COLUMN: Academics, not athletics, is the priority

    Students attend universities for a variety of reasons – maybe you’re here because you hope your degree will reward you with money, perhaps your parents are paying and you feel pressured to attend, or maybe you really just love to learn. Whatever your reason for engaging in scholarly studies may be, there is one principle that is consistently held throughout universities worldwide and is even included in Utah State’s mission statement: Academics come first.

    What is academia? Loosely defined by the Oxford dictionary, it is the compilation of teachers, students and learning in an academic environment. This should be the foremost priority for all college attendees, but there is a particular breed of students for which the principle of academics coming first is consistently untrue: Our beloved athletes.

    As a former high-school athlete, I’ll be the first to admit that I’m crazy about an exciting basketball game. It’s fun and powerful and winning boosts the school morale. However, athletics should not be the priority for the players. They are students, first and foremost, and especially prominent students because they represent the school through their athletic involvement.

    An average of 85 percent of student athletes are on scholarships (NCAA standards only allow 13 full scholarships per basketball team); so in men’s basketball and football alone, we have about 120 male athletes on full scholarship. This includes tuition, food and housing, books and a monthly stipend of around $400. Altogether, in these two men’s sports, this is well over $1 million spent every year on scholarships alone – and that’s estimated using the cheapest meal plan and in-state tuition.

    It’s nothing short of incredible that this much money is being spent on their education when you consider that a majority of players do not come close to the national average GPA, which, according to MSNBC, is 3.22. Not even half of USU’s student athletes have met that range, and our school brags an unusually high athletic GPA. As a group, athletes are no less intelligent than any other random sampling of college students. Why, then, are they consistently given lesser academic standards to measure up to, and then rewarded with full scholarships? Very little effort is required with classes and assignments to get a 2.0 GPA, and that’s all it takes to keep an athletic scholarship.

    Some say that the sports programs make money for the school, but the NCAA financial report I obtained from Indystar.com states that the difference between the revenue spent and the revenue made from sports was a grand total of $502 for USU. This is disgustingly unjustifiable; especially because the bottom line is that the school’s responsibility is not to make money off the athletes. It is to give them an education. All students should be earning scholarships based on their academic achievements, not athletic prowess.

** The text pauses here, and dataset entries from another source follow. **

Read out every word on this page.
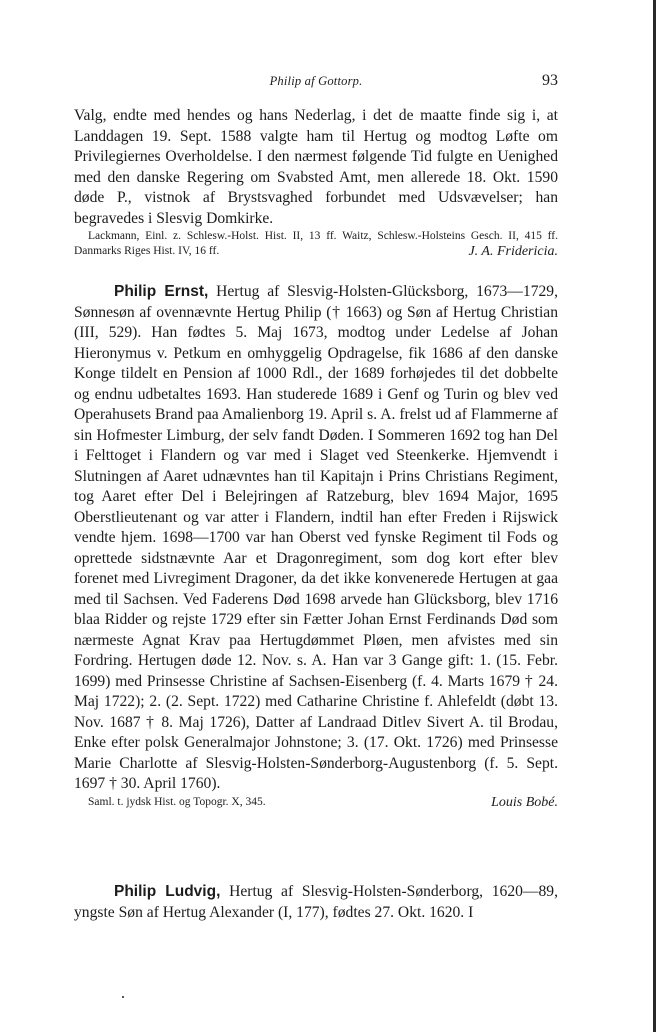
Philip af Gottorp.	93

Valg, endte med hendes og hans Nederlag, i det de maatte finde sig i, at Landdagen 19. Sept. 1588 valgte ham til Hertug og modtog Løfte om Privilegiernes Overholdelse. I den nærmest følgende Tid fulgte en Uenighed med den danske Regering om Svabsted Amt, men allerede 18. Okt. 1590 døde P., vistnok af Brystsvaghed forbundet med Udsvævelser; han begravedes i Slesvig Domkirke.

Lackmann, Einl. z. Schlesw.-Holst. Hist. II, 13 ff. Waitz, Schlesw.-Holsteins Gesch. II, 415 ff. Danmarks Riges Hist. IV, 16 ff.	J. A. Fridericia.

Philip Ernst, Hertug af Slesvig-Holsten-Glücksborg, 1673—1729, Sønnesøn af ovennævnte Hertug Philip († 1663) og Søn af Hertug Christian (III, 529). Han fødtes 5. Maj 1673, modtog under Ledelse af Johan Hieronymus v. Petkum en omhyggelig Opdragelse, fik 1686 af den danske Konge tildelt en Pension af 1000 Rdl., der 1689 forhøjedes til det dobbelte og endnu udbetaltes 1693. Han studerede 1689 i Genf og Turin og blev ved Operahusets Brand paa Amalienborg 19. April s. A. frelst ud af Flammerne af sin Hofmester Limburg, der selv fandt Døden. I Sommeren 1692 tog han Del i Felttoget i Flandern og var med i Slaget ved Steenkerke. Hjemvendt i Slutningen af Aaret udnævntes han til Kapitajn i Prins Christians Regiment, tog Aaret efter Del i Belejringen af Ratzeburg, blev 1694 Major, 1695 Oberstlieutenant og var atter i Flandern, indtil han efter Freden i Rijswick vendte hjem. 1698—1700 var han Oberst ved fynske Regiment til Fods og oprettede sidstnævnte Aar et Dragonregiment, som dog kort efter blev forenet med Livregiment Dragoner, da det ikke konvenerede Hertugen at gaa med til Sachsen. Ved Faderens Død 1698 arvede han Glücksborg, blev 1716 blaa Ridder og rejste 1729 efter sin Fætter Johan Ernst Ferdinands Død som nærmeste Agnat Krav paa Hertugdømmet Pløen, men afvistes med sin Fordring. Hertugen døde 12. Nov. s. A. Han var 3 Gange gift: 1. (15. Febr. 1699) med Prinsesse Christine af Sachsen-Eisenberg (f. 4. Marts 1679 † 24. Maj 1722); 2. (2. Sept. 1722) med Catharine Christine f. Ahlefeldt (døbt 13. Nov. 1687 † 8. Maj 1726), Datter af Landraad Ditlev Sivert A. til Brodau, Enke efter polsk Generalmajor Johnstone; 3. (17. Okt. 1726) med Prinsesse Marie Charlotte af Slesvig-Holsten-Sønderborg-Augustenborg (f. 5. Sept. 1697 † 30. April 1760).

Saml. t. jydsk Hist. og Topogr. X, 345.	Louis Bobé.

Philip Ludvig, Hertug af Slesvig-Holsten-Sønderborg, 1620—89, yngste Søn af Hertug Alexander (I, 177), fødtes 27. Okt. 1620. I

    You may ask, “Well, isn’t the money spent well worth them getting their education?” According to Thesportjournal.org, “College athletes earn fewer bachelor’s degrees than do students in general, they take longer to do so, their grades are lower, and their curricula are less demanding.” I think that’s a pretty solid no for an answer. Universities do a great disservice to athletes by demanding less of them academically; only 2-3 percent of athletes go on to play professional sports. The rest are generally left with a BA in an area you can’t get a good job in without a master’s degree (psychology, sociology, etc), but their GPAs are too low for graduate school admission.

    If athletes had to take out loans or meet scholarship criteria, just like the rest of us, and if they were held to the same academic standards that their non-athletic peers are, their grades would shape up real fast in order to keep a scholarship and they would have to take school more seriously. And what if they don’t? What if these athletes don’t want to pay to be a student? There are so many others who want to play college sports that finding those who are willing to pay for it themselves or meet a higher academic standard will not be a problem. 

    I understand that the athletic programs of colleges are not going to change anytime soon, and maybe they will never change at all. But for an institution whose top priority is supposedly educating students, I find the double standard between athletes and other students’ academic expectations to be, quite frankly, bullshit.